El religioso por su celibato no renuncia al amor y a la amistad. Al contrario, su vocación le
exige vivirlos en plenitud, sin fronteras y a fondo perdido. Se renuncia al desarrollo afectivo que
lleva consigo el amor conyugal y se acepta una soledad “fecunda”, fruto de una presencia.

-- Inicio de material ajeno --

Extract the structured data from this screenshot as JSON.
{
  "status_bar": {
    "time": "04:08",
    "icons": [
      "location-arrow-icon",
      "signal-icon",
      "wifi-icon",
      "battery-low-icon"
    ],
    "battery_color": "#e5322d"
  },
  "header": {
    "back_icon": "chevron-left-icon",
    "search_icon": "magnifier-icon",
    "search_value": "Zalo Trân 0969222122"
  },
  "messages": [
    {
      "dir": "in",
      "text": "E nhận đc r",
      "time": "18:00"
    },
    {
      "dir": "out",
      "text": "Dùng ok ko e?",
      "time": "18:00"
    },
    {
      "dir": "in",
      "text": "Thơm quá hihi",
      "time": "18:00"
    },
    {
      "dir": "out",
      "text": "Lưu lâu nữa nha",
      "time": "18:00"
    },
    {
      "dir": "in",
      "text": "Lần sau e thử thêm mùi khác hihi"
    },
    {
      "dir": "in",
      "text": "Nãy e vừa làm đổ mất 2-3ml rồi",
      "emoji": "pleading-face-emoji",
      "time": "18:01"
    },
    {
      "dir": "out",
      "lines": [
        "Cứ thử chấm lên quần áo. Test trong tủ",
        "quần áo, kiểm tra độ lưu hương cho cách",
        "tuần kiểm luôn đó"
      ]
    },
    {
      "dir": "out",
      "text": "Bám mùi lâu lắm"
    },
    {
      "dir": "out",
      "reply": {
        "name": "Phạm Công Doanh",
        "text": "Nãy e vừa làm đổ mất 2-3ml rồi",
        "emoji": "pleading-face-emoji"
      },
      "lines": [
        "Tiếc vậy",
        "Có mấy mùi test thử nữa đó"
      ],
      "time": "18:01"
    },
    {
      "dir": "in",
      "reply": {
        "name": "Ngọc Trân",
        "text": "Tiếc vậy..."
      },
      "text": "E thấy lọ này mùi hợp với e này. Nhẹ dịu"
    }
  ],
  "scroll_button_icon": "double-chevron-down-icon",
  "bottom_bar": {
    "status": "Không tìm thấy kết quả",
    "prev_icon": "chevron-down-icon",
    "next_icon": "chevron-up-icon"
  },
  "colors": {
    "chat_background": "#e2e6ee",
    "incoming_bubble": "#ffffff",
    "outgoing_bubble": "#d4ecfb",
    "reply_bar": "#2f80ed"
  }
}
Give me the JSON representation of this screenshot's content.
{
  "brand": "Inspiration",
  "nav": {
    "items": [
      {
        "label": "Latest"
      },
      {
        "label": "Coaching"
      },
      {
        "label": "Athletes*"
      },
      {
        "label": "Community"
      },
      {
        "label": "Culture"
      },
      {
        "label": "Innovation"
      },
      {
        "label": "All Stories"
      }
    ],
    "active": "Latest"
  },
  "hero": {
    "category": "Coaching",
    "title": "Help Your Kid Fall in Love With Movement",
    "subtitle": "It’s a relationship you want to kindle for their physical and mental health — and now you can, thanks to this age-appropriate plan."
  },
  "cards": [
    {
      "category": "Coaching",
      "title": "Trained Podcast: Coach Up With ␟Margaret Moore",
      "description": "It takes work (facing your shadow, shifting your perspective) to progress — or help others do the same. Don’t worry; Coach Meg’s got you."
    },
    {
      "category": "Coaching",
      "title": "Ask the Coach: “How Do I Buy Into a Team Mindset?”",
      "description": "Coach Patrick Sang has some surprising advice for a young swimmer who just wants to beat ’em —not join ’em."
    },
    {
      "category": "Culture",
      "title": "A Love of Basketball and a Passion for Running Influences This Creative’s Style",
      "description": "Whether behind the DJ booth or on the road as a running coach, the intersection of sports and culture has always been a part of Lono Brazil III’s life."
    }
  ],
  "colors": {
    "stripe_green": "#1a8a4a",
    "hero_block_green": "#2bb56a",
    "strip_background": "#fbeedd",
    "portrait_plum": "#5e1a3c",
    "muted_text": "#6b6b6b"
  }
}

Soledad no es indiferencia, ni ruptura con los afectos humanos, ni privación de relaciones
personales. Soledad en un religioso significa que él relativiza todos sus afectos humanos en
función de su compromiso absoluto con Dios en Cristo. Soledad no quiere decir apatía sino, más
bien, una sensibilidad afinada por el dinamismo vivificante del Espíritu. El sentimiento de soledad
no debe cerrar el corazón sino abrirlo. Por ello, la soledad del religioso es perfectamente
compatible con amistades madura. La soledad es ausencia de intrusos que nos quiten la libertad
de amar. Es fruto de una PRESENCIA que le da su sentido último y su riqueza. Esta soledad
implica ausencia, sí, pero no de contactos humanos maduros y cordiales, sino de invasores de la
personalidad que imposibiliten el ejercicio de la libertad de amar, la universalidad y gratuidad del
amor.
La amistad, pues, como resume san Agustín, es una unión entre personas que aman a Dios
con todo el corazón, se aman mutuamente y están unidas por toda la eternidad, la una a la
otra, y a Cristo mismo. La amistad es un trampolín de lanzamiento hacia la perfección, que
es esencialmente amor de Dios y del prójimo, de tal modo que el hombre, por la amistad con
otro hombre, pueda penetrar más plena y totalmente en la amistad con Dios”.